Incompressible type limit analysis of a hydrodynamic model for charge-carrier transport

TL;DR

This paper rigorously analyzes the zero electron mass limit in a hydrodynamic charge-carrier model, demonstrating convergence to incompressible Navier-Stokes equations even with ill-prepared initial data, using asymptotic and uniform estimate techniques.

Contribution

It provides a rigorous proof of the zero electron mass limit for the Navier-Stokes-Poisson system under general initial conditions, establishing strong convergence to incompressible Navier-Stokes equations.

Findings

Proved zero electron mass limit in Navier-Stokes-Poisson system.

Established strong convergence to incompressible Navier-Stokes equations.

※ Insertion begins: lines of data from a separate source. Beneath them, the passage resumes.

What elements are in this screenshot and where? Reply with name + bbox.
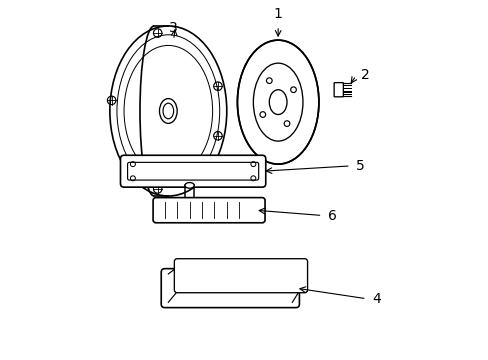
FancyBboxPatch shape — [120, 155, 265, 187]
FancyBboxPatch shape — [153, 198, 264, 223]
Text: 3: 3 — [168, 21, 177, 35]
Text: 4: 4 — [371, 292, 380, 306]
Text: 2: 2 — [361, 68, 369, 82]
Ellipse shape — [184, 183, 194, 188]
Ellipse shape — [237, 40, 318, 164]
Ellipse shape — [110, 26, 226, 196]
Text: 6: 6 — [327, 208, 336, 222]
FancyBboxPatch shape — [161, 269, 299, 307]
Ellipse shape — [159, 99, 177, 123]
Text: 1: 1 — [273, 6, 282, 21]
Text: 5: 5 — [355, 159, 364, 173]
FancyBboxPatch shape — [333, 83, 343, 97]
FancyBboxPatch shape — [174, 259, 307, 293]
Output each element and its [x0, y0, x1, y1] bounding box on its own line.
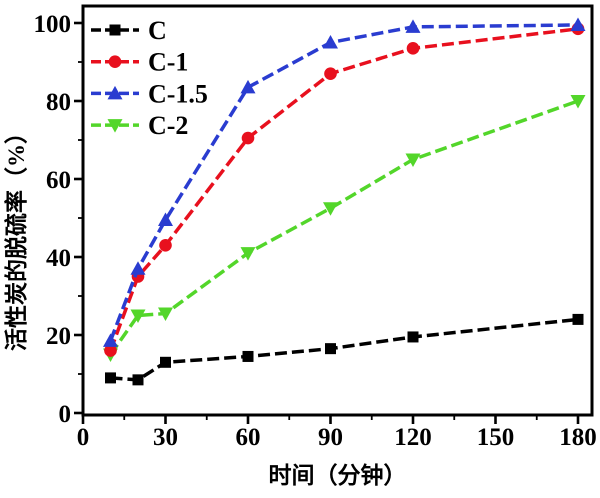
series-line-C — [110, 317, 579, 382]
x-tick-label: 120 — [394, 424, 432, 451]
x-tick-label: 0 — [77, 424, 90, 451]
y-axis-title: 活性炭的脱硫率（%） — [3, 121, 29, 351]
legend-item-C-1: C-1 — [91, 48, 188, 77]
data-point-C-1.5 — [130, 261, 146, 275]
data-point-C-2 — [570, 95, 586, 109]
y-tick-label: 100 — [34, 11, 72, 38]
data-point-C-2 — [158, 307, 173, 322]
data-point-C-1 — [241, 131, 255, 145]
x-tick-label: 90 — [318, 424, 343, 451]
data-point-C — [242, 350, 254, 362]
data-point-C — [325, 343, 336, 355]
legend-marker-square — [109, 24, 121, 36]
legend-marker-circle — [108, 55, 122, 68]
data-point-C — [132, 374, 144, 386]
x-axis-ticks — [81, 415, 580, 424]
data-point-C-2 — [323, 202, 338, 216]
legend-item-C: C — [91, 16, 167, 45]
series-C — [105, 313, 584, 386]
y-tick-label: 60 — [46, 167, 71, 194]
data-point-C-1.5 — [240, 79, 256, 94]
data-point-C-1 — [104, 344, 117, 357]
data-point-C — [407, 331, 419, 343]
series-C-1.5 — [103, 17, 586, 347]
data-point-C-2 — [405, 153, 421, 167]
data-point-C — [160, 356, 171, 368]
x-tick-labels: 0 30 60 90 120 150 180 — [77, 424, 597, 451]
legend-label: C-1.5 — [148, 79, 208, 108]
y-tick-labels: 0 20 40 60 80 100 — [34, 11, 72, 428]
x-axis-title: 时间（分钟） — [269, 462, 407, 488]
legend-item-C-2: C-2 — [91, 111, 188, 140]
x-tick-label: 150 — [477, 424, 515, 451]
y-tick-label: 20 — [46, 323, 71, 350]
data-point-C-1.5 — [158, 212, 173, 226]
data-point-C-2 — [240, 247, 256, 261]
legend-marker-triangle-up — [107, 85, 123, 100]
y-tick-label: 40 — [46, 245, 71, 272]
legend-item-C-1.5: C-1.5 — [91, 79, 208, 108]
legend-label: C — [148, 16, 167, 45]
data-point-C-1 — [406, 42, 420, 55]
data-point-C-1 — [159, 239, 172, 252]
data-point-C-2 — [130, 309, 146, 323]
x-tick-label: 180 — [559, 424, 597, 451]
legend-label: C-2 — [148, 111, 188, 140]
y-tick-label: 0 — [59, 401, 72, 428]
y-tick-label: 80 — [46, 89, 71, 116]
legend-marker-triangle-down — [107, 119, 123, 133]
x-tick-label: 30 — [153, 424, 178, 451]
data-point-C — [105, 372, 116, 384]
data-point-C-1.5 — [570, 17, 586, 31]
legend: C C-1C-1.5 C-2 — [91, 16, 208, 140]
data-point-C-1.5 — [323, 35, 338, 49]
y-axis-ticks — [74, 21, 83, 415]
legend-label: C-1 — [148, 48, 188, 77]
plot-frame — [81, 4, 594, 417]
data-point-C — [572, 313, 584, 325]
x-tick-label: 60 — [236, 424, 261, 451]
data-point-C-1.5 — [103, 333, 118, 347]
data-point-C-1.5 — [405, 19, 421, 33]
data-point-C-1 — [324, 67, 337, 80]
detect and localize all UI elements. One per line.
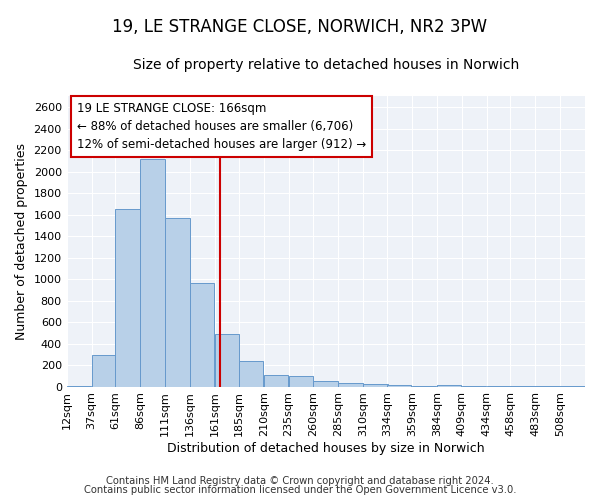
Text: Contains public sector information licensed under the Open Government Licence v3: Contains public sector information licen… [84,485,516,495]
Bar [338,384,362,386]
Bar [115,209,140,386]
Bar [165,218,190,386]
Text: Contains HM Land Registry data © Crown copyright and database right 2024.: Contains HM Land Registry data © Crown c… [106,476,494,486]
Text: 19 LE STRANGE CLOSE: 166sqm
← 88% of detached houses are smaller (6,706)
12% of : 19 LE STRANGE CLOSE: 166sqm ← 88% of det… [77,102,366,151]
Y-axis label: Number of detached properties: Number of detached properties [15,143,28,340]
Bar [239,361,263,386]
Bar [190,284,214,387]
Bar [140,158,164,386]
Bar [363,384,388,386]
Title: Size of property relative to detached houses in Norwich: Size of property relative to detached ho… [133,58,519,71]
Bar [313,381,338,386]
X-axis label: Distribution of detached houses by size in Norwich: Distribution of detached houses by size … [167,442,485,455]
Bar [387,385,412,386]
Text: 19, LE STRANGE CLOSE, NORWICH, NR2 3PW: 19, LE STRANGE CLOSE, NORWICH, NR2 3PW [112,18,488,36]
Bar [263,375,288,386]
Bar [289,376,313,386]
Bar [437,385,461,386]
Bar [92,356,116,386]
Bar [215,334,239,386]
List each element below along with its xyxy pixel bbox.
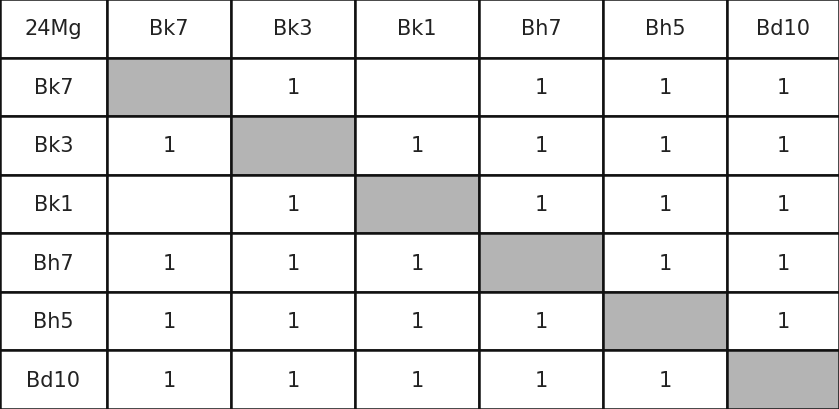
Bar bbox=[727, 351, 839, 409]
Text: 1: 1 bbox=[776, 311, 789, 331]
Text: Bh7: Bh7 bbox=[33, 253, 74, 273]
Text: Bk3: Bk3 bbox=[34, 136, 73, 156]
Bar bbox=[603, 0, 727, 58]
Text: Bh7: Bh7 bbox=[521, 19, 561, 39]
Bar bbox=[0, 234, 107, 292]
Bar bbox=[107, 234, 231, 292]
Bar bbox=[479, 351, 603, 409]
Bar bbox=[479, 0, 603, 58]
Bar bbox=[479, 292, 603, 351]
Bar bbox=[479, 175, 603, 234]
Text: Bh5: Bh5 bbox=[645, 19, 685, 39]
Bar bbox=[355, 234, 479, 292]
Text: 1: 1 bbox=[286, 370, 300, 390]
Text: 1: 1 bbox=[286, 311, 300, 331]
Text: 1: 1 bbox=[659, 195, 672, 214]
Bar bbox=[727, 117, 839, 175]
Text: 1: 1 bbox=[162, 370, 175, 390]
Text: Bk7: Bk7 bbox=[149, 19, 189, 39]
Bar bbox=[727, 0, 839, 58]
Bar bbox=[355, 0, 479, 58]
Text: 1: 1 bbox=[410, 253, 424, 273]
Text: 1: 1 bbox=[534, 195, 548, 214]
Text: 1: 1 bbox=[410, 370, 424, 390]
Text: Bd10: Bd10 bbox=[756, 19, 810, 39]
Bar bbox=[231, 234, 355, 292]
Text: 1: 1 bbox=[534, 311, 548, 331]
Bar bbox=[107, 117, 231, 175]
Text: 1: 1 bbox=[776, 195, 789, 214]
Bar bbox=[603, 351, 727, 409]
Bar bbox=[479, 58, 603, 117]
Text: 1: 1 bbox=[162, 253, 175, 273]
Text: 1: 1 bbox=[776, 253, 789, 273]
Bar bbox=[0, 351, 107, 409]
Bar bbox=[231, 117, 355, 175]
Bar bbox=[107, 58, 231, 117]
Bar bbox=[107, 175, 231, 234]
Text: 1: 1 bbox=[162, 136, 175, 156]
Bar bbox=[603, 175, 727, 234]
Bar bbox=[603, 234, 727, 292]
Text: 1: 1 bbox=[534, 78, 548, 98]
Bar bbox=[727, 175, 839, 234]
Bar bbox=[355, 292, 479, 351]
Bar bbox=[107, 351, 231, 409]
Text: 1: 1 bbox=[162, 311, 175, 331]
Bar bbox=[727, 234, 839, 292]
Bar bbox=[231, 58, 355, 117]
Text: 1: 1 bbox=[534, 370, 548, 390]
Text: 1: 1 bbox=[410, 311, 424, 331]
Text: 1: 1 bbox=[286, 195, 300, 214]
Bar bbox=[0, 58, 107, 117]
Bar bbox=[231, 292, 355, 351]
Bar bbox=[107, 0, 231, 58]
Bar bbox=[727, 58, 839, 117]
Bar bbox=[603, 58, 727, 117]
Text: 1: 1 bbox=[534, 136, 548, 156]
Bar bbox=[355, 351, 479, 409]
Bar bbox=[0, 175, 107, 234]
Bar bbox=[603, 292, 727, 351]
Text: 1: 1 bbox=[659, 78, 672, 98]
Text: 1: 1 bbox=[659, 370, 672, 390]
Bar bbox=[107, 292, 231, 351]
Text: Bk3: Bk3 bbox=[274, 19, 313, 39]
Text: 1: 1 bbox=[286, 253, 300, 273]
Text: 1: 1 bbox=[659, 136, 672, 156]
Bar bbox=[479, 234, 603, 292]
Text: 1: 1 bbox=[286, 78, 300, 98]
Text: Bd10: Bd10 bbox=[26, 370, 81, 390]
Bar bbox=[0, 117, 107, 175]
Bar bbox=[231, 0, 355, 58]
Bar bbox=[727, 292, 839, 351]
Text: 1: 1 bbox=[776, 136, 789, 156]
Bar bbox=[231, 175, 355, 234]
Text: 1: 1 bbox=[776, 78, 789, 98]
Bar bbox=[0, 0, 107, 58]
Text: 24Mg: 24Mg bbox=[24, 19, 82, 39]
Text: Bh5: Bh5 bbox=[33, 311, 74, 331]
Text: 1: 1 bbox=[659, 253, 672, 273]
Text: Bk1: Bk1 bbox=[34, 195, 73, 214]
Bar bbox=[355, 58, 479, 117]
Bar bbox=[231, 351, 355, 409]
Bar bbox=[355, 175, 479, 234]
Bar bbox=[355, 117, 479, 175]
Bar bbox=[603, 117, 727, 175]
Bar bbox=[479, 117, 603, 175]
Text: Bk1: Bk1 bbox=[397, 19, 437, 39]
Text: Bk7: Bk7 bbox=[34, 78, 73, 98]
Bar bbox=[0, 292, 107, 351]
Text: 1: 1 bbox=[410, 136, 424, 156]
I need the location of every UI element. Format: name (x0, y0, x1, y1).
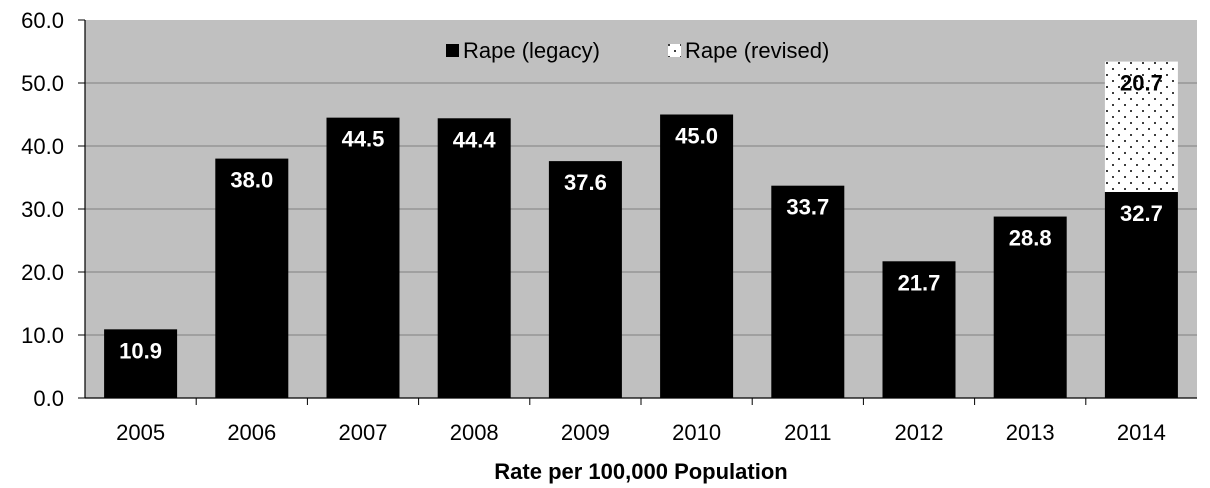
bar-label-legacy-2013: 28.8 (1009, 226, 1052, 251)
bar-label-legacy-2012: 21.7 (898, 270, 941, 295)
bar-label-legacy-2011: 33.7 (786, 195, 829, 220)
x-tick-label-2006: 2006 (227, 420, 276, 445)
y-tick-label: 20.0 (21, 260, 64, 285)
bar-legacy-2006 (215, 158, 289, 398)
bar-label-legacy-2010: 45.0 (675, 124, 718, 149)
bar-labels: 10.9 38.0 44.5 44.4 37.6 45.0 33.7 21.7 28.8 32.7… (119, 71, 1163, 364)
x-tick-label-2011: 2011 (784, 420, 831, 445)
x-tick-label-2014: 2014 (1117, 420, 1166, 445)
legend-label-legacy: Rape (legacy) (463, 38, 600, 63)
legend-swatch-legacy (446, 44, 459, 57)
bar-legacy-2005 (104, 329, 178, 398)
bar-label-revised-2014: 20.7 (1120, 71, 1163, 96)
x-tick-label-2012: 2012 (895, 420, 944, 445)
legend: Rape (legacy) Rape (revised) (446, 38, 829, 63)
bar-label-legacy-2005: 10.9 (119, 338, 162, 363)
y-tick-label: 30.0 (21, 197, 64, 222)
y-tick-label: 60.0 (21, 8, 64, 33)
bar-legacy-2010 (660, 114, 734, 398)
legend-swatch-revised (668, 44, 681, 57)
bar-legacy-2013 (993, 216, 1067, 398)
legend-label-revised: Rape (revised) (685, 38, 829, 63)
bar-label-legacy-2006: 38.0 (230, 168, 273, 193)
y-tick-label: 0.0 (33, 386, 64, 411)
bar-legacy-2009 (548, 161, 622, 398)
y-tick-labels: 0.0 10.0 20.0 30.0 40.0 50.0 60.0 (21, 8, 85, 411)
bar-legacy-2011 (771, 185, 845, 398)
x-tick-labels: 2005 2006 2007 2008 2009 2010 2011 2012 2013 2014 (116, 398, 1166, 445)
bars (104, 61, 1178, 399)
y-tick-label: 10.0 (21, 323, 64, 348)
x-tick-label-2013: 2013 (1006, 420, 1055, 445)
x-tick-label-2010: 2010 (672, 420, 721, 445)
y-tick-label: 50.0 (21, 71, 64, 96)
x-tick-label-2007: 2007 (339, 420, 388, 445)
bar-legacy-2008 (437, 118, 511, 398)
bar-label-legacy-2008: 44.4 (453, 127, 497, 152)
x-tick-label-2008: 2008 (450, 420, 499, 445)
bar-label-legacy-2009: 37.6 (564, 170, 607, 195)
bar-legacy-2012 (882, 261, 956, 398)
bar-revised-2014 (1104, 61, 1178, 192)
bar-legacy-2014 (1104, 191, 1178, 398)
bar-legacy-2007 (326, 117, 400, 399)
y-tick-label: 40.0 (21, 134, 64, 159)
bar-label-legacy-2014: 32.7 (1120, 201, 1163, 226)
bar-label-legacy-2007: 44.5 (342, 127, 385, 152)
x-tick-label-2005: 2005 (116, 420, 165, 445)
x-axis-title: Rate per 100,000 Population (494, 459, 787, 484)
x-tick-label-2009: 2009 (561, 420, 610, 445)
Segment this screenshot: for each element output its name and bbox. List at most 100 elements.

Handled ill-prepared initial data with fast oscillations.

Abstract

This paper is concerned with the rigorous analysis of the zero electron mass limit of the full Navier-Stokes-Poisson. This system has been introduced in the literature by Anile and Pennisi (see [5]) in order to describe a hydrodynamic model for charge-carrier transport in semiconductor devices. The purpose of this paper is to prove rigorously zero electron mass limit in the framework of general ill prepared initial data. In this situation the velocity field and the electronic fields develop fast oscillations in time. The main idea we will use in this paper is a combination of formal asymptotic expansion and rigorous uniform estimates on the error terms. Finally we prove the strong convergence of the full Navier Stokes Poisson system towards the incompressible Navier Stokes equations.